Dianified

Plus ça change. Markets are turbulent, Iraq is disintegrating, and we still have time for a dead Princess. Or so we can assume when looking at some of the commemorative gush that is streaming out ten years after Diana’s death. Not even Winston Churchill, whose quotes dot the after-dinner circuit, compares. The saviour of Britain and empire doesn’t even warrant a service. The ethicist Peter Singer ‘encountered’ the Diana myth in 2004 as one would a tree, finding middle-aged women he unfairly described as resembling ‘football hooligans’ in commemorative Diana dress. This still continues, though the glow has dimmed.

The Diana story is a stage show. Its subplot is the idea of Britishness. To be born British has been said to put you ahead of the game, to win you ‘first prize in the lottery of life’. Tony Blair did not disagree, and proceeded to demonstrate what that might be, pushing the envelope of the cult to an extreme. We could already see signs of congenital mythmaking at Downing Street, and it looked like Blair was preparing for a career on Broadway.

And what a show it was, something that came to resemble, in the words of Carmin Callil, the Nuremberg rallies. If Diana is Saint, then Blair is her High Priest. Blair managed to use Princess, death and demagoguery to spin a fine tale of a princess both accessible and vulnerable. She was the Ennio Morricone of the cult scene, writing the death score as she was sped, Dodi Fayed at her side, to her doom by a drunk chauffeur. Blair, a Sergio Leone in the director’s chair, did the rest. Alistair Campbell, in the aptly named role of ‘director of communications’ was of course, in the credits, along with the nameless paparazzi. The show might have been termed Once Upon a time in Britain. Marketed as the people’s princess, it was a New Labour contrivance that placed Tony Blair closer to God and Diana closer to the people. Neither case was true, but it didn’t have to be.
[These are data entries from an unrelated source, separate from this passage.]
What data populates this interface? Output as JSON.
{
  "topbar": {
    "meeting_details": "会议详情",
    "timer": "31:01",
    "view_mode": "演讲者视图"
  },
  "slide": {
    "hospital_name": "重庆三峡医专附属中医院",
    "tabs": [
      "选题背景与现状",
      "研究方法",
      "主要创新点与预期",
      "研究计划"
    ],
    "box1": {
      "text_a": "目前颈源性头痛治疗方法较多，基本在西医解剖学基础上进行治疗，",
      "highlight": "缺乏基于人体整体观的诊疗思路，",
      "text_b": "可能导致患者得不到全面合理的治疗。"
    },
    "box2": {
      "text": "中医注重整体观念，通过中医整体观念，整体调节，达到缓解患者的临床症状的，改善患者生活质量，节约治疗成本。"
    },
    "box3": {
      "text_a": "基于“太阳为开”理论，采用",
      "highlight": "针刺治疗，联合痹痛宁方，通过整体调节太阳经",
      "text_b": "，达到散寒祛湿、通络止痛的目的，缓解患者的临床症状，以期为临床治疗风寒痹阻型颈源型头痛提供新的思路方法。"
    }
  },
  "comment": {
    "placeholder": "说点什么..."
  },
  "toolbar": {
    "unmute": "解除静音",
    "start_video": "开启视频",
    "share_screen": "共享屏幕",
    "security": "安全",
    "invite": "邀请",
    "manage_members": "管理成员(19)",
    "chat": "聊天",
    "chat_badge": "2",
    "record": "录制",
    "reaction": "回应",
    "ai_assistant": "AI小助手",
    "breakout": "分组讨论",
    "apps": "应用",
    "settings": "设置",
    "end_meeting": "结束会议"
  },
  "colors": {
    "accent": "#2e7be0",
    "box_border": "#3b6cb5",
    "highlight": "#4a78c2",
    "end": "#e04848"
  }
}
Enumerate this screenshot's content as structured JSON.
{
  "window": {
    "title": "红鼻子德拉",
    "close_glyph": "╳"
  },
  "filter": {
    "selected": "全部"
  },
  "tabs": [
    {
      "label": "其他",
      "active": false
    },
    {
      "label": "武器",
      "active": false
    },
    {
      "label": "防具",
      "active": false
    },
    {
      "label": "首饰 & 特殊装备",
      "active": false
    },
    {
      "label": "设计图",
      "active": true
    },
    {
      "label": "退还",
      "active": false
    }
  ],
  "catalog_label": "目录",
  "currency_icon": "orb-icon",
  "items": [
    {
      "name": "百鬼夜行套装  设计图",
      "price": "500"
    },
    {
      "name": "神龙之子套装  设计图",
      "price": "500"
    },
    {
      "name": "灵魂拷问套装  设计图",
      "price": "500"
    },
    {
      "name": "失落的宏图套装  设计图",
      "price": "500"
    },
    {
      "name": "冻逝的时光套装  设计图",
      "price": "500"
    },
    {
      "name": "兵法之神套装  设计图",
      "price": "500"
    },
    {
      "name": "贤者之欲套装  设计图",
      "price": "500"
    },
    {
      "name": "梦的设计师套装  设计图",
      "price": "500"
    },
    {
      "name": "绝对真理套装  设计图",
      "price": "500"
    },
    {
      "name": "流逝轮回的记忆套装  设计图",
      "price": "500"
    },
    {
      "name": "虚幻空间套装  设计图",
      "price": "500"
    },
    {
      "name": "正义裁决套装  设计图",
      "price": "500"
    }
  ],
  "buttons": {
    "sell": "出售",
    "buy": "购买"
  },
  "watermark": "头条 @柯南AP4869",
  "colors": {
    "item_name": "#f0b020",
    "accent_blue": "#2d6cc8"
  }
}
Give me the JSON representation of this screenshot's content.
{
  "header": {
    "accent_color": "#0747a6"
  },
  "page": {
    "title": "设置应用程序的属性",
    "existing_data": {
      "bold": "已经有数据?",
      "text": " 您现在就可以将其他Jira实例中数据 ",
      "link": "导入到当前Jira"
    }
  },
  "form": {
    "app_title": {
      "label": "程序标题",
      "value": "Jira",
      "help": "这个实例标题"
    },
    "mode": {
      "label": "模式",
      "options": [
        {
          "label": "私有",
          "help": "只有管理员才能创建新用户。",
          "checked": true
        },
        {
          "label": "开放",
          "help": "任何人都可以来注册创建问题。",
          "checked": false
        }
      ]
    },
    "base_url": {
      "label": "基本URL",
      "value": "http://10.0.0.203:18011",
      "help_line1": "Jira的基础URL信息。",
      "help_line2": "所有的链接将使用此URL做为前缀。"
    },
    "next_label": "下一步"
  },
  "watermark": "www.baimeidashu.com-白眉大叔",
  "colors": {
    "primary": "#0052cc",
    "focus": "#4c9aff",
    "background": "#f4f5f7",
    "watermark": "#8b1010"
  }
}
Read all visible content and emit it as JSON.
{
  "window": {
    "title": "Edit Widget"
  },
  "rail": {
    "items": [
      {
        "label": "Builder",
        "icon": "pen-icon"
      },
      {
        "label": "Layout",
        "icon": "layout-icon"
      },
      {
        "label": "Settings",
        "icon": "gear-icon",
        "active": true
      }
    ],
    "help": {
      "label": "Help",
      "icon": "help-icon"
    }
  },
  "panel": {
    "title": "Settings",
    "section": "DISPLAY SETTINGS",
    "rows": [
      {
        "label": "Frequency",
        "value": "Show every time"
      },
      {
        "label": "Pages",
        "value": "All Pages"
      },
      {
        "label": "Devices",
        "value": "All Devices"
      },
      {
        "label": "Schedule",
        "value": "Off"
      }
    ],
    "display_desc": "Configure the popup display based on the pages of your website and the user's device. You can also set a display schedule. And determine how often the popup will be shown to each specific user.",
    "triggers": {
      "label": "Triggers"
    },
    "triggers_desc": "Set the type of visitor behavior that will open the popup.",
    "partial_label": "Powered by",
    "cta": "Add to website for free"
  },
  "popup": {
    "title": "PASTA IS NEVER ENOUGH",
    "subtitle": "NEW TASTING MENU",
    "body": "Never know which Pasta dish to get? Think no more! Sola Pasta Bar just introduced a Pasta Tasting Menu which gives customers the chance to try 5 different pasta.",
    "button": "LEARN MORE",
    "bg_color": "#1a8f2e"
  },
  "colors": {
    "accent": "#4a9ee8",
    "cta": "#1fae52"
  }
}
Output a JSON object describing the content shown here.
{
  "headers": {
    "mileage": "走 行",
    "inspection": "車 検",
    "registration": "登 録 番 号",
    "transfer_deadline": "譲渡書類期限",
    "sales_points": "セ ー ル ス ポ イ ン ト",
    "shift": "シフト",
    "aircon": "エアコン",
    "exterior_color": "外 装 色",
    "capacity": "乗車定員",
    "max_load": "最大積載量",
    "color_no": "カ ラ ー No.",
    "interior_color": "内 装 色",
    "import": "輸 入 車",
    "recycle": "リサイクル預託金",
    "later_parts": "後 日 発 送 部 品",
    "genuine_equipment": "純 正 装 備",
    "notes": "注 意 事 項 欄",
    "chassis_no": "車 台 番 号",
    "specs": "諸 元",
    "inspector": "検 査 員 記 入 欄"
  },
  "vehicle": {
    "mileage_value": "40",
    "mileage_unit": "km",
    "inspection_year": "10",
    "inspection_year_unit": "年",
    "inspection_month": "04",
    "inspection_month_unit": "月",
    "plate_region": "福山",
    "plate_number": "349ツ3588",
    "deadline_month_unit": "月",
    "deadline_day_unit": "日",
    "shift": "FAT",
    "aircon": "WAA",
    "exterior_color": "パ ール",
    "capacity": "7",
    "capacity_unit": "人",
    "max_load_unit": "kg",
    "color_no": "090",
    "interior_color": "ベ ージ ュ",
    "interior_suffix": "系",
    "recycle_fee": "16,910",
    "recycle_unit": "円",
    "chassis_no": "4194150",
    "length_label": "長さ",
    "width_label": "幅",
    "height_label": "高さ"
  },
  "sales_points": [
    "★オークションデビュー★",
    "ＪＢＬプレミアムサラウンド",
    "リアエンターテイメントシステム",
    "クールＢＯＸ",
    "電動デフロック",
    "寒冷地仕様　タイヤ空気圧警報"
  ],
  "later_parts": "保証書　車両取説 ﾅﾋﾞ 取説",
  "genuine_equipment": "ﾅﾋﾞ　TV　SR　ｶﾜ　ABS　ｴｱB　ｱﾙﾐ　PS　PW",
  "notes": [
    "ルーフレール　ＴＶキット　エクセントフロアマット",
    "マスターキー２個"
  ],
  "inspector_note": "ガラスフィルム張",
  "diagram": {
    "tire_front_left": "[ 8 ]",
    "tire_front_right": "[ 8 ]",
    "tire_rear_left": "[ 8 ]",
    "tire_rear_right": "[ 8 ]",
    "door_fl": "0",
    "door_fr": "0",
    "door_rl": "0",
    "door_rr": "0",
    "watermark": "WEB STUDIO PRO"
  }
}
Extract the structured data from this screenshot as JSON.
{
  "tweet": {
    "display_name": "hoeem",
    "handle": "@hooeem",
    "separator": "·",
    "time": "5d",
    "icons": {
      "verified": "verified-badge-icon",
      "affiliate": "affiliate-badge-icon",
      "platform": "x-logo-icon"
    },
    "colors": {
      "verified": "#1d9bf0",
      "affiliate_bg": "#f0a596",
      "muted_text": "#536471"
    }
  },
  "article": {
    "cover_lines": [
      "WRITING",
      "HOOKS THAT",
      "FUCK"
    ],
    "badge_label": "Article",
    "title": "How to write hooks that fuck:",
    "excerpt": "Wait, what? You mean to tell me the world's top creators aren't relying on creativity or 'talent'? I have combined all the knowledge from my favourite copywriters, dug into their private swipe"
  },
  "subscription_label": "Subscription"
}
Blair’s role in the whole saga is now firmly ensconced in celluloid format in The Queen, which had the negative effect of drawing sustenance from the Diana myth despite humanising the wise denizen of Buckingham Palace. Sadly, not even Dame Helen Mirren had the cinematic clout to outflank the spectral ‘Saint’ Diana. Theodore Dalrymple would complain in the Britannica Blog that the grief was of the pop variety, insincere and ‘pyschopathological’. A new breed of Briton had bolted out of the stable with debilitating attributes: emotional incontinence with an inclination to ‘blubber in public’ when not infuriatingly rude.

Conspiracy theories flourish in the manure of myth. Diana loyalists, and they are many, continue like new-age radicals seeking justice for the princess. For them, the enemy is the very institution that actually gave us the princess in the first place. She was flawed and modern in the way the Queen isn’t, but then again the Royal person was never foolish enough to permit it. There are still suggestions rich with the stench that Diana was done over both by forces within and without, though these are starting to echo less with time. The cheese-eating ‘frogs’ across the pond must have cut corners in their investigation, but even this allegation is only held by the most fervent Dianists. Besides, she died there, searching for happiness, hounded by media vultures and spurned by the House of Windsor.

Prince Charles’ wife Camilla, neither femme nor fatale, yet the object of the ‘crowded’ relationship that was plastered with tedious regularity across the papers, will not attend the Friday service. She prefers the discomfort of home viewing at Ray Mill in Wiltshire. Charles was openly ‘defied’, or that is at least how it was portrayed. Then again, defiance is a common theme within the Windsors, who, when not defying modernisation are best at defying each other. Once Mrs. Simpson nabbed Eddie, the royal family was never quite the same again.